The sensorimotor theory of phenomenal consciousness (as proposed initially in O’Regan & Noë, 2001 and developed more extensively in (Noë, 2004; O’Regan, 2011) differs from other current theories of consciousness in a very important way: it is directly aimed at solving the “hard” problem of consciousness. To do this, the theory proposes a new, counterintuitive view about what sensory experiences or “feels” really consist of. Instead of assuming that feels are things that are generated by the brain and happen to you, the theory suggests that feels should be understood as “things that you do”. Understood this way, the quality of a feel lies in the law that describes the sensorimotor interaction involved when you experience the feel. For example, the softness of a sponge is an abstract law that describes the fact that when you press the sponge it squishes under the pressure of your fingers. Feeling the softness of the sponge involves currently being engaged in a physical interaction with the sponge and at the same time mentally probing whether at this moment your interaction obeys the sensorimotor laws of softness. More generally, having a feel with a particular quality means being currently engaged in an interaction and at the same time mentally poised to confirm that the sensorimotor laws corresponding to that quality are valid.
This approach solves one aspect of the “hard” problem of phenomenal consciousness, namely the problem of why feels feel the the way they do. It is no longer necessary to postulate as-yet-undiscovered brain mechanisms that generate feels of different qualities. Instead, explaining the quality of feels simply involves describing the differences in sensorimotor laws that correspond to the different feels. For example, vision feels different from audition because sensorimotor input from seeing depends differently on your movements than from hearing (for example if you blink there is an abrupt change in visual input but not in auditory input).
But how can merely mentally probing your current engagement with the world and the accompanying sensorimotor law explain why feels “feel like something”? The sensorimotor theory approaches this second aspect of the “hard problem” by noting that when you are engaging with the world, the sensorimotor laws that govern such engagements have three special properties: bodiliness, insubordinateness, and grabbiness. Bodiliness is the fact that a body movement necessarily modifies sensory input corresponding to the feel. Insubordinateness is the fact that sensory inputs corresponding to feels from the outside world can also change without the body moving. And grabbiness corresponds to the fact that sensory systems are hard-wired by evolution to interrupt cognitive processing (for example a sudden loud noise, bright flash, etc.).

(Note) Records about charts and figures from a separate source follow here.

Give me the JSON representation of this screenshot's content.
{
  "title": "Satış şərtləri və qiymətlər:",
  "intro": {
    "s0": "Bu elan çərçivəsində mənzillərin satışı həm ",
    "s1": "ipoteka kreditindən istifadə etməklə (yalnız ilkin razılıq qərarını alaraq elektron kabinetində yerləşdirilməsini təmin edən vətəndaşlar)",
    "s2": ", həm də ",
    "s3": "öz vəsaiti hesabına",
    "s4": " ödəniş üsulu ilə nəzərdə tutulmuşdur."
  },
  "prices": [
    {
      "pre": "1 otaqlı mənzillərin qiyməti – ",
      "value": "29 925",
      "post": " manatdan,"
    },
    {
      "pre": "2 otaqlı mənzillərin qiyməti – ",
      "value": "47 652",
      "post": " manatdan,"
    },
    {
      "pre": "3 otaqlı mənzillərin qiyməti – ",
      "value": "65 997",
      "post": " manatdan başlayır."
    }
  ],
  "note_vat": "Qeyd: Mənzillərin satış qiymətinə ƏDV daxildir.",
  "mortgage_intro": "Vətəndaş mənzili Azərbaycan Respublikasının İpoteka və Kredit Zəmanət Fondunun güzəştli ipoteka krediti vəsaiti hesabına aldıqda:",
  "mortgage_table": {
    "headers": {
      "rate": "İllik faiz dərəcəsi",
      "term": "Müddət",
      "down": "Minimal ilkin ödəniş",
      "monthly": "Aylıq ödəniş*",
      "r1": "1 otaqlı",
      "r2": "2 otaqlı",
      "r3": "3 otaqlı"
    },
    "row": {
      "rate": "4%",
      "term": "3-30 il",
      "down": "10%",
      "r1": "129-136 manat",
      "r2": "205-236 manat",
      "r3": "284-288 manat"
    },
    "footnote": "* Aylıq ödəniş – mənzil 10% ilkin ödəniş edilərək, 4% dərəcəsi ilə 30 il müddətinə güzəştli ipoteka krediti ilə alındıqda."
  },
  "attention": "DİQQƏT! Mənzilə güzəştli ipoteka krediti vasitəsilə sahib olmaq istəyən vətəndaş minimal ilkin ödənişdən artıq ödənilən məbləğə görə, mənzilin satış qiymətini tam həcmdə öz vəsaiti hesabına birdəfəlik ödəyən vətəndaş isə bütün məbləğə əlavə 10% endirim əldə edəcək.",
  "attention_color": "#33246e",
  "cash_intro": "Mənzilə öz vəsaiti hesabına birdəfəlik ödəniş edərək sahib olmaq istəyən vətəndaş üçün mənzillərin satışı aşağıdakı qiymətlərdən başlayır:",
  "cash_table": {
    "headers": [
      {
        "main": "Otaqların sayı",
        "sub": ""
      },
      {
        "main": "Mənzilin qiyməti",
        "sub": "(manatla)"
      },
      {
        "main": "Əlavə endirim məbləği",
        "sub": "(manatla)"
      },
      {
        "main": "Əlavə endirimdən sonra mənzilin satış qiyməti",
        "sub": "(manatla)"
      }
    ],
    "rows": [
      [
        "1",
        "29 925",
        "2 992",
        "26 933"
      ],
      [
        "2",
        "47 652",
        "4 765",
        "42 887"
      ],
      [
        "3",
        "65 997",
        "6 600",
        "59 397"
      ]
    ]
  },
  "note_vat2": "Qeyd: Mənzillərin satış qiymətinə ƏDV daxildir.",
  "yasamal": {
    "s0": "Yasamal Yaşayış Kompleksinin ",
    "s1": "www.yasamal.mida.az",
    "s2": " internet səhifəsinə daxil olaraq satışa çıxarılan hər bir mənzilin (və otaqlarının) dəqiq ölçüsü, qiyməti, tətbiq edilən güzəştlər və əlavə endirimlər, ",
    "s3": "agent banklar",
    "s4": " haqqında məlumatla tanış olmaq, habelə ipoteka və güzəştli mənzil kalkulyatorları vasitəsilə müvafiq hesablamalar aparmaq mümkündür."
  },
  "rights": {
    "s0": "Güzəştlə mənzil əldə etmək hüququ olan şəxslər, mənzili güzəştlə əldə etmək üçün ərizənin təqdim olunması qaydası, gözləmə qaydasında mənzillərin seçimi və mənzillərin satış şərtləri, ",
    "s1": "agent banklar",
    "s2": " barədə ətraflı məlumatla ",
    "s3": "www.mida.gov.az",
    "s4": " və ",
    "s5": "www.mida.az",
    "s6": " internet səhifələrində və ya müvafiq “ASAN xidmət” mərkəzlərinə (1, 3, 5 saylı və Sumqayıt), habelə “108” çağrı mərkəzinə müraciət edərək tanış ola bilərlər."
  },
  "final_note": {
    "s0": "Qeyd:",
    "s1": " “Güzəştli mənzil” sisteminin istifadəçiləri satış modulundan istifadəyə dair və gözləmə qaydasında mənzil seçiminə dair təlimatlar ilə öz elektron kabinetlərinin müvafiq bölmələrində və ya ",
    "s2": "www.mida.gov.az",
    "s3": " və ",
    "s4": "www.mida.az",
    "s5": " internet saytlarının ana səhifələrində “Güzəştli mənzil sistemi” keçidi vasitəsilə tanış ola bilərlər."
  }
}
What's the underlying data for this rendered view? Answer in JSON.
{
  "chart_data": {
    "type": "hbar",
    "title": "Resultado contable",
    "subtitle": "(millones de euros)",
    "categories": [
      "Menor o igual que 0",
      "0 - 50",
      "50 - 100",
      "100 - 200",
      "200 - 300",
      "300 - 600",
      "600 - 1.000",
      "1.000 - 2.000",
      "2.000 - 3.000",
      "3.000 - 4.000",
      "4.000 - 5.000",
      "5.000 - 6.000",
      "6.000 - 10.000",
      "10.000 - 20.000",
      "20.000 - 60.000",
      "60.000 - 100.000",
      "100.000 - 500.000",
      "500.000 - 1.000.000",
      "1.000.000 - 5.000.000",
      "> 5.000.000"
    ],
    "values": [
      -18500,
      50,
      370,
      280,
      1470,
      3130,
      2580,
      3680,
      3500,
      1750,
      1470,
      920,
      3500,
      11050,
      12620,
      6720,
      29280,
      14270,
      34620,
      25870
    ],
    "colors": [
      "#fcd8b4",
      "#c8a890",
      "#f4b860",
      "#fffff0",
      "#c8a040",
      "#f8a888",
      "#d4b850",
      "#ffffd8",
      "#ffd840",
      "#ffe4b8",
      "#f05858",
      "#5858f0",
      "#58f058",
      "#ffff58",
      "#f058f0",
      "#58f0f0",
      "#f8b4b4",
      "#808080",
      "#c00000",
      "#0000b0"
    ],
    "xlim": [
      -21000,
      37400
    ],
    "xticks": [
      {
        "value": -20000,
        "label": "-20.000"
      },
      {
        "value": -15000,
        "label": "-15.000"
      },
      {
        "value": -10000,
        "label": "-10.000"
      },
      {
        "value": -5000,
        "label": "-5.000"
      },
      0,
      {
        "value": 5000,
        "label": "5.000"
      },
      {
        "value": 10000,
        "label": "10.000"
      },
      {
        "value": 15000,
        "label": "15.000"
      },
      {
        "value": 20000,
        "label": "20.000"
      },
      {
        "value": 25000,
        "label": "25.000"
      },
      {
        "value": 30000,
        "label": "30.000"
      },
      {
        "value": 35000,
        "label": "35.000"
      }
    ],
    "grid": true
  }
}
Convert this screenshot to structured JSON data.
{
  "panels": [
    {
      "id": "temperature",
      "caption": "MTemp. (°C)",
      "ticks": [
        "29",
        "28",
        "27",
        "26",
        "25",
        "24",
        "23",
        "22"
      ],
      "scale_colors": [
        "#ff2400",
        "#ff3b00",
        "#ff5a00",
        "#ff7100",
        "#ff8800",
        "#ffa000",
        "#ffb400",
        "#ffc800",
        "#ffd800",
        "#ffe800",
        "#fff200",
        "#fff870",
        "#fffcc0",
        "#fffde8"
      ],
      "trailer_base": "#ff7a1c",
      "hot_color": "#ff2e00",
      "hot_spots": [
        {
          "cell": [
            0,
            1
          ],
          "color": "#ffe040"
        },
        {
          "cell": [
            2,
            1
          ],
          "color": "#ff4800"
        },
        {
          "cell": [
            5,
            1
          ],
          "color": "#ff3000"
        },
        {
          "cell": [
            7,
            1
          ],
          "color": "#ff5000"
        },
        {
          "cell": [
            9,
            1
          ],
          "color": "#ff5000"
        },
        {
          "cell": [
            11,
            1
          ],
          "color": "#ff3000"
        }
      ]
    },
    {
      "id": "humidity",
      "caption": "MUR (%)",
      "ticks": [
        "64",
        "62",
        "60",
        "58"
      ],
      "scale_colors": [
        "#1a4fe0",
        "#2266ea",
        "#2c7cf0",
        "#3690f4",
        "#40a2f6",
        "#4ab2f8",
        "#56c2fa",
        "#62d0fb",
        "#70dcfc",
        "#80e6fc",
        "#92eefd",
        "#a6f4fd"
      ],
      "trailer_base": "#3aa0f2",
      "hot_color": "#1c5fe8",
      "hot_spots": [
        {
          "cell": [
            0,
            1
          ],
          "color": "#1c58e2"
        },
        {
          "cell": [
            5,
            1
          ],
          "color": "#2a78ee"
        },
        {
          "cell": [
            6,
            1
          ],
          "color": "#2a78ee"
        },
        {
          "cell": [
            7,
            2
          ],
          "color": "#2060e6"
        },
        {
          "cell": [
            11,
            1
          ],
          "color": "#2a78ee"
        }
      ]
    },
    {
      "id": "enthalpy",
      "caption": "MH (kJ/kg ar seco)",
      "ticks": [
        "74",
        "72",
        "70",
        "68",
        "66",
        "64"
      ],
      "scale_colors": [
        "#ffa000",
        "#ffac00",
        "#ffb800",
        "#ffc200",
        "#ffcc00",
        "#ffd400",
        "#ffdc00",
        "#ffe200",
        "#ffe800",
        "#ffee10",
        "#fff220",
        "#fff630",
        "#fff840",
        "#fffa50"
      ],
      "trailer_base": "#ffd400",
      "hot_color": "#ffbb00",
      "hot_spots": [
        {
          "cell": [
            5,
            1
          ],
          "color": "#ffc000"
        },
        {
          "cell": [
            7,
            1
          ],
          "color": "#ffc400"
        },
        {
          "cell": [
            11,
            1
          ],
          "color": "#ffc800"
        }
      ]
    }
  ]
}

Because of these properties, when you are engaged in sensory experiences, you have the impression of being mentally and physically subjected to them, rather than fully controlling them as is the case for purely mental activities. This gives you the impression of something happening to you, and imposing itself on you. The sensorimotor approach suggests that this may be very close to what people mean when they say it “feels like something” to have a phenomenal experience (cf. O’Regan 2023).
So does the sensorimotor theory bridge the explanatory gap and solve the hard problem? The claim is that it does. There remain tricky issues like how to account for hearing and smell, for example, that involve only a small amount of bodily motion. But progress is being made, and even feels like the pure redness of red are yielding to the approach (Philipona & O’Regan, 2006) — all this makes it unnecessary to postulate obscure mechanisms like quantum gravity effects in microtubules, recurrent oscillations in cortico-thalamic networks, or information integration, etc. as somehow “generating” the what it’s like of feels. The approach is also scientifically productive, making predictions and impulsing research in domains like change blindness, illusions of body ownership, color, and sensory substitution.
But what about other aspects of consciousness? Questions of “conscious access” are not the focus of the sensorimotor approach. For example, whether or not you perceive a stimulation under given presentation conditions, and how this is implemented in neural circuits is something that the theory leaves to psychologists and neurophysiologists. The “self” is another issue that is not the focus of the sensorimotor theory. “Who” is it that is consciously experiencing a feel? The sensorimotor approach assumes that an account of the self can be given in terms of known social and cognitive mechanisms.
Does the sensorimotor approach to qualia have affinities with “illusionist” approaches? The approach is not illusionist in the sense of suggesting that the brain manufactures the illusion of phenomenality for sensory states. The sensorimotor approach considers on the contrary that there is no illusion being fabricated by the brain. The interactions with the world that we call “feels” do indeed have the qualities that we attribute to them: they are subjective (because we are doing them ourselves), ineffable (because we cannot describe all the infinite number of sensorimotor laws that underlie them — can you say, for example what exactly you do with your tongue when you whistle?), and they feel like something to us (because they impose themselves on our minds in a certain way that leads us to say that we are engaged with the world and feel them rather just know them). The sensorimotor approach shares Dennett’s view that the notion of qualia is logically incoherent. Nevertheless, the sensorimotor approach claims that there is much to be said about the quality of sensory experiences (for example, how they differ and are similar, or to what extent they have phenomenal “presence” and feel like something), and these things can be explained scientifically and are not illusory (O’Regan, 2010).